I was twenty minutes late meeting Caddy in the bar, but she hadn’t even noticed. The place was busy already, even though it was early evening, and she was sitting in a booth with a long drink in front of her, playing with her cell phone.
“You missed the excitement,” she said, leaning toward me as I slipped into the seat next to her.
“Why? What happened?”
“Chanelle was in here with one of her regulars. She didn’t see me, though. They just left a few minutes ago. Probably gone to the hotel around the corner.”
I must have looked blank.
“Chanelle. You know—Summer? The one with the tattoo going up the back of her leg?”
“I know the one you mean. What’s exciting about seeing her in here, then?”
“Ah,” Caddy said, sipping her cocktail through a little straw. “It’s not that she was in here. It’s who she was with. We’re not allowed to meet up with customers. House rules.”
“Maybe she’s seeing him, or something.”
“She’s got a boyfriend. He’s a schoolteacher, poor bastard.”
“They’re tough with the rules, then?”
“Pretty tough. It’s for our benefit, though. Means we don’t have guys trying to take advantage all the time.”
“Are you going to tell Fitz?”
“What, that she was in here with a regular? No, of course not. He’d go ballistic. Things like that draw attention to the club. Can you imagine? He has enough trouble with the licensing people as it is. If they started looking into the way he runs the club, there would be absolute hell. And she would take the brunt of it.”
I wanted to ask her what she meant by that, but just at that moment two guys came and sat down next to us. Casually dressed, already quite drunk by the look of them. “Ladies,” the taller one said, “you need to let us buy you a drink.

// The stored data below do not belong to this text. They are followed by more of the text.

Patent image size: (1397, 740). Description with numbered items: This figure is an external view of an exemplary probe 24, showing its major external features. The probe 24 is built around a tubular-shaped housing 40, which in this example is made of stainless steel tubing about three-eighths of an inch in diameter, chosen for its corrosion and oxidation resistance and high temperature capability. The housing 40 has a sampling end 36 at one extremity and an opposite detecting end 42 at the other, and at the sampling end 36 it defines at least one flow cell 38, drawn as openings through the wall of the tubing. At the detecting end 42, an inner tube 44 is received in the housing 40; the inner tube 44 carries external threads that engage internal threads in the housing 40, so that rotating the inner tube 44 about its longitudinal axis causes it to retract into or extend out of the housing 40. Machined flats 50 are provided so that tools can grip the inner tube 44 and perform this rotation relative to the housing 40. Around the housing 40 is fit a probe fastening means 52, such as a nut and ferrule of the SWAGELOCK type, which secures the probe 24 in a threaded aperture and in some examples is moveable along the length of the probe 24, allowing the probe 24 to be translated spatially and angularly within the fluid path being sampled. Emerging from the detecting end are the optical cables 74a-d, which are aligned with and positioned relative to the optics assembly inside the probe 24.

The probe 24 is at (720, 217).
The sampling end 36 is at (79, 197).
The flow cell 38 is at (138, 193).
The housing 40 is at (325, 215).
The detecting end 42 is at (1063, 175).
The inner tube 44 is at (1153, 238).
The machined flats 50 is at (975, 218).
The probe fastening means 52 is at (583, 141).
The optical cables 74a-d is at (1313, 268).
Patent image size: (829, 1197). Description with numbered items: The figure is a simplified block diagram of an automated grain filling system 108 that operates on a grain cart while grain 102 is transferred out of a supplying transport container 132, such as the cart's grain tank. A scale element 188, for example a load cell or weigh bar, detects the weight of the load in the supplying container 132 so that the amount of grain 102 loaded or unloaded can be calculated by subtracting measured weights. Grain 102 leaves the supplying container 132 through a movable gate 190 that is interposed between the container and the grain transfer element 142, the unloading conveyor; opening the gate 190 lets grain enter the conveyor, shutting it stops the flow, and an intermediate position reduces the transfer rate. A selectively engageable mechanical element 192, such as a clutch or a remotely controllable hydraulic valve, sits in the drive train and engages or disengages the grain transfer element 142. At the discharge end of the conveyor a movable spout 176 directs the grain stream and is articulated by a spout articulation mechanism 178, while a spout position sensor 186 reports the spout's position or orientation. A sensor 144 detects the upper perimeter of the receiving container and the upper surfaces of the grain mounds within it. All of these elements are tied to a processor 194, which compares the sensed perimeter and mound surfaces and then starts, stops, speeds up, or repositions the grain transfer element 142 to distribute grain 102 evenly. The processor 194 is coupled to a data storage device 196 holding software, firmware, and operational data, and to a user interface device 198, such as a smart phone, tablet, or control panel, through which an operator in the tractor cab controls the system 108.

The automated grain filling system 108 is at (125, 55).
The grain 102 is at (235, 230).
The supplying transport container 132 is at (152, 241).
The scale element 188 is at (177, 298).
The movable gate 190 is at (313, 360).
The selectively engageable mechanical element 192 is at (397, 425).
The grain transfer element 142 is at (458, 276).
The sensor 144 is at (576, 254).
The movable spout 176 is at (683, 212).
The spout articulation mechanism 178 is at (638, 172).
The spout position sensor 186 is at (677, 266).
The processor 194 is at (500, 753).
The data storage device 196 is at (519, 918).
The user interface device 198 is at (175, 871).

What are you having?”
The shorter of the two, his blond hair spiked with gel at the front, rested his arm on the back of the seat behind me.
“Do you mind?” I said, my voice frosty. “We’re having a private conversation.”
“Ah, don??
?t be like that,” he said, breathing beery fumes over me. “We were just thinking, you two look like two girls in need of a drink and some sensible conversation . . .”
Caddy laughed at this.
“We can buy our own drinks, thanks all the same,” I said.
“And we can manage a sensible conversation on our own, too,” Caddy added.
“Seriously, girls,” said the one leering at Caddy, “you could be missing out on the chance of a lifetime.”
“I’ll risk it,” Caddy said, to my relief. “Can you please piss off?”
They gave up, and without a further word of protest headed to the bar to look for other prey. We looked at each other and giggled.
“I went to the club to practice this afternoon,” I said. “I met this huge guy called Dylan. Wouldn’t like to get on the wrong side of him.”
“Oh, Dylan’s all right,” she said. “He’s pretty decent, once you get to know him.”
“Really?” I was remembering the one-sided telephone conversation—something about someone getting a kicking.
“Yeah. At least he sticks to the rules. The others, and most of the doormen—they take kickbacks from the foreign girls. They turn a blind eye to things in the VIP suite—and they keep an eye out for the regulars, give the girls a nod so they don’t miss out.”
“Don’t they do that anyway?”
“Not unless you give them twenty quid every night.”
“Is it worth it? Surely we can keep an eye out for our own regulars?”
“It can give you a boost if you need more cash one month,” she said. “And it’s not just your regulars. They know who the big spenders are. When the club’s busy, if you get stuck talking to someone and you don’t notice who’s come in . . . or they come over and let you know who’s just arrived, who’s in the coatroom before any of the other girls see. It gives you a bit of an advantage.”
It was looking more and more like sales, and less like a girls’ night out.